Cliché. Une scène, pour nous exotique, mais qui est caractéristique d'un certain "système-livre" à Paris dans les années 1880: la lecture d'une nouveauté, par son auteur, devant l'assemblée attentive d'un salon mondain. Nous sommes pratiquement dans un théâtre privé, ce que rappelle le titre de la gravure (ill. tirée du périodique La Vie parisienne, Paris, Librairie Charpentier).

mardi 27 juillet 2010

Encore les voyages

Que l’histoire des voyages soit aujourd’hui un domaine porteur de la recherche, on ne saurait s’en étonner si l’on considère que les voyages s’inscrivent précisément à la rencontre d’un certain nombre de problématiques qui semblent à la mode: citons notamment les échanges et les transferts culturels, mais aussi les processus de construction du savoir, l’histoire des pratiques matérielles (comment voyage-t-on?), voire des domaines plus spécifiques comme l’histoire de l’art, etc.
Mais l’histoire des voyages se trouve aussi liée par plusieurs biais à l’histoire de l’écrit et du livre, qu’il s’agisse des lectures préparatoires, de la bibliothèque de voyage, de l’écriture voire, pour finir, de la publication du voyage, sous des formes elles-mêmes très différentes, du simple récit au compte rendu scientifique. Cette «littérarisation» (pour reprendre le concept de nos collègues allemands) de l’expérience même du voyage constitue un des phénomènes sur lesquels aujourd’hui la recherche se porte de manière privilégiée.
Le récit de pèlerinage du chanoine de Mayence Bernhard von Breydenbach constitue un des imprimés les plus célèbres du XVe siècle, et un témoignage de l’existence d’un lectorat relativement large pour ce type de publications: diffusé en latin en 1486, il connaît en effet un certain nombre d’éditions successives et parfois concurrentes, et, surtout, il est rapidement traduit en allemand, en flamand, en français, en tchèque et en espagnol...
Le secteur des livres de voyages, qui constitue un des domaines les plus porteurs de la librairie des Lumières, prend encore plus de développements avec l’industrialisation.
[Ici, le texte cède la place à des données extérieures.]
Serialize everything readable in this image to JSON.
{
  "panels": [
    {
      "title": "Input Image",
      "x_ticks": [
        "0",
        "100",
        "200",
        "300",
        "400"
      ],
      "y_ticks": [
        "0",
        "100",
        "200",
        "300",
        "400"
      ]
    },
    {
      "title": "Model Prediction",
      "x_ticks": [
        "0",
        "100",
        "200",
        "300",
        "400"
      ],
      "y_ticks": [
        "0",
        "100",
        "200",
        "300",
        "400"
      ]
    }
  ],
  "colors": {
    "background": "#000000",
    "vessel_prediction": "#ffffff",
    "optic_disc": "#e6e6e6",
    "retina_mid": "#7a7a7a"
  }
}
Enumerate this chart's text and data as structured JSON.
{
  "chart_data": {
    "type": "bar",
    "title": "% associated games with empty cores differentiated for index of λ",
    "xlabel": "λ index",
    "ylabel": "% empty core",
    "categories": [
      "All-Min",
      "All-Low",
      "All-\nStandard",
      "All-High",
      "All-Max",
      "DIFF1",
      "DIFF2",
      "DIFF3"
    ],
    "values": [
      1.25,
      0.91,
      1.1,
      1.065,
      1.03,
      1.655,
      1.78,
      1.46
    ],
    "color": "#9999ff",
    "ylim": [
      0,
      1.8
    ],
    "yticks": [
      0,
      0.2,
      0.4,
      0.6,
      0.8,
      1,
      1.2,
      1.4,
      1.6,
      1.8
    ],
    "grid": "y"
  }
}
Le monde nouveau du chemin de fer offre en effet des débouchés très importants aux éditeurs : il s’agira d’abord de la publication de toutes sortes de documents imprimés, à commencer par les horaires qui font, en France, la fortune d’un Napoléon Chaix et de son «Imprimerie centrale des chemins de fer», rue Bergère à Paris (voir cliché).
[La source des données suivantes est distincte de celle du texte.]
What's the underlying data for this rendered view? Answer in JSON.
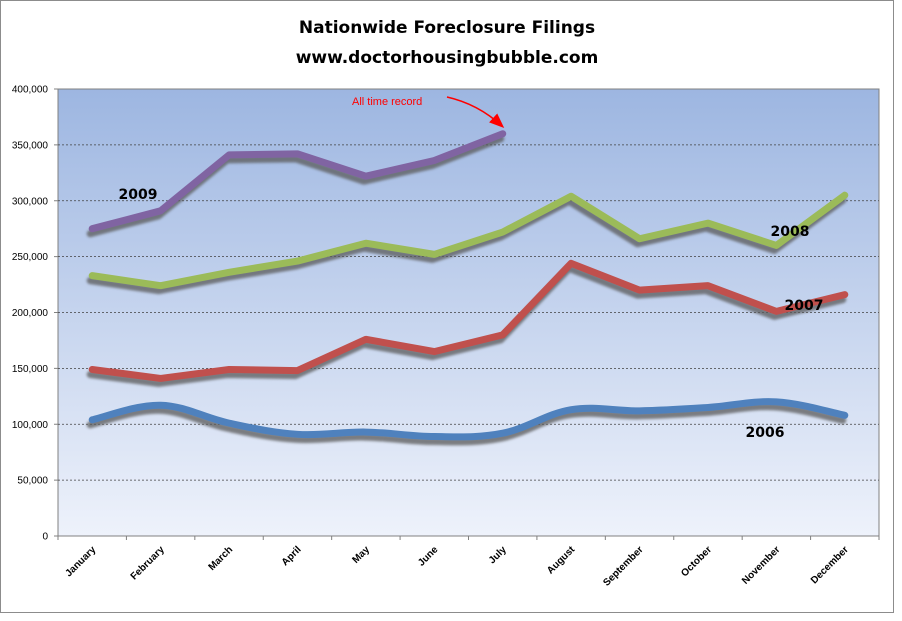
{
  "chart_data": {
    "type": "line",
    "title": "Nationwide Foreclosure Filings",
    "subtitle": "www.doctorhousingbubble.com",
    "categories": [
      "January",
      "February",
      "March",
      "April",
      "May",
      "June",
      "July",
      "August",
      "September",
      "October",
      "November",
      "December"
    ],
    "yticks": [
      "0",
      "50,000",
      "100,000",
      "150,000",
      "200,000",
      "250,000",
      "300,000",
      "350,000",
      "400,000"
    ],
    "ylim": [
      0,
      400000
    ],
    "grid": true,
    "background_gradient": [
      "#9db6e1",
      "#eef2fb"
    ],
    "series": [
      {
        "name": "2009",
        "color": "#8064a2",
        "values": [
          275000,
          291000,
          341000,
          342000,
          322000,
          336000,
          360000,
          null,
          null,
          null,
          null,
          null
        ]
      },
      {
        "name": "2008",
        "color": "#9bbb59",
        "values": [
          233000,
          224000,
          236000,
          246000,
          262000,
          252000,
          272000,
          304000,
          266000,
          280000,
          260000,
          305000
        ]
      },
      {
        "name": "2007",
        "color": "#c0504d",
        "values": [
          149000,
          141000,
          149000,
          148000,
          176000,
          165000,
          180000,
          244000,
          220000,
          224000,
          201000,
          216000
        ]
      },
      {
        "name": "2006",
        "color": "#4f81bd",
        "values": [
          104000,
          117000,
          101000,
          91000,
          93000,
          89000,
          92000,
          113000,
          112000,
          115000,
          120000,
          108000
        ]
      }
    ],
    "annotation": {
      "text": "All time record",
      "color": "#ff0000"
    }
  }
}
Mais on pensera aussi à l’édition d’une manière de littérature plus ou moins spécialisée destinée aux voyageurs, les guides de voyage (les guides Joanne, pour ne par quitter la France) et les titres publiés notamment dans la «Bibliothèque des chemins de fer» de Louis Hachette. Enfin, nous n’aurions garde d’oublier les réseaux de vente de livres, journaux et périodiques, bientôt aussi de cartes postales, qui s’étendent dans toutes les gares de quelque importance (voir ill. dans notre billet du 21 juin dernier).
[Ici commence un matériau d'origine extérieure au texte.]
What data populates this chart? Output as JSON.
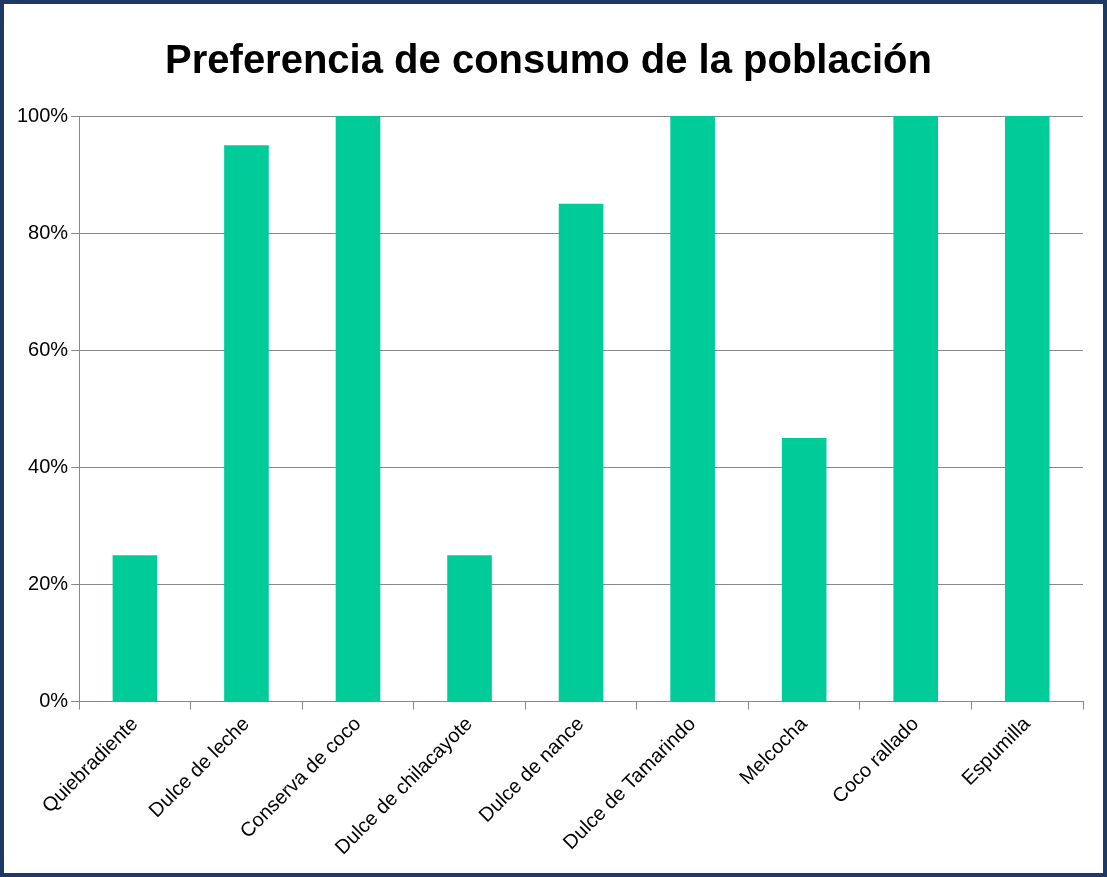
{
  "chart_data": {
    "type": "bar",
    "title": "Preferencia de consumo de la población",
    "categories": [
      "Quiebradiente",
      "Dulce de leche",
      "Conserva de coco",
      "Dulce de chilacayote",
      "Dulce de nance",
      "Dulce de Tamarindo",
      "Melcocha",
      "Coco rallado",
      "Espumilla"
    ],
    "values": [
      25,
      95,
      100,
      25,
      85,
      100,
      45,
      100,
      100
    ],
    "color": "#00cc99",
    "ylim": [
      0,
      100
    ],
    "yticks": [
      {
        "value": 0,
        "label": "0%"
      },
      {
        "value": 20,
        "label": "20%"
      },
      {
        "value": 40,
        "label": "40%"
      },
      {
        "value": 60,
        "label": "60%"
      },
      {
        "value": 80,
        "label": "80%"
      },
      {
        "value": 100,
        "label": "100%"
      }
    ],
    "grid": "y",
    "legend": false
  }
}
C’est dire tout l’intérêt que présente pour nous la publication toute récente de Voyages et voyageurs. Sources pour l’histoire des voyages, sous la direction de Thérèse Charmasson. Le volume ne répond pas exactement à son titre: il ne s'agit pas d'un ouvrage de sources analogue aux autres guides d'archives, mais essentiellement des communications présentées sur ce thème au congrès de La Rochelle en 2005 (Paris, Éditions du Comité des travaux historiques et scientifiques, « Orientations et méthodes », 17. Informations complémentaires à l’adresse: www.cths.fr).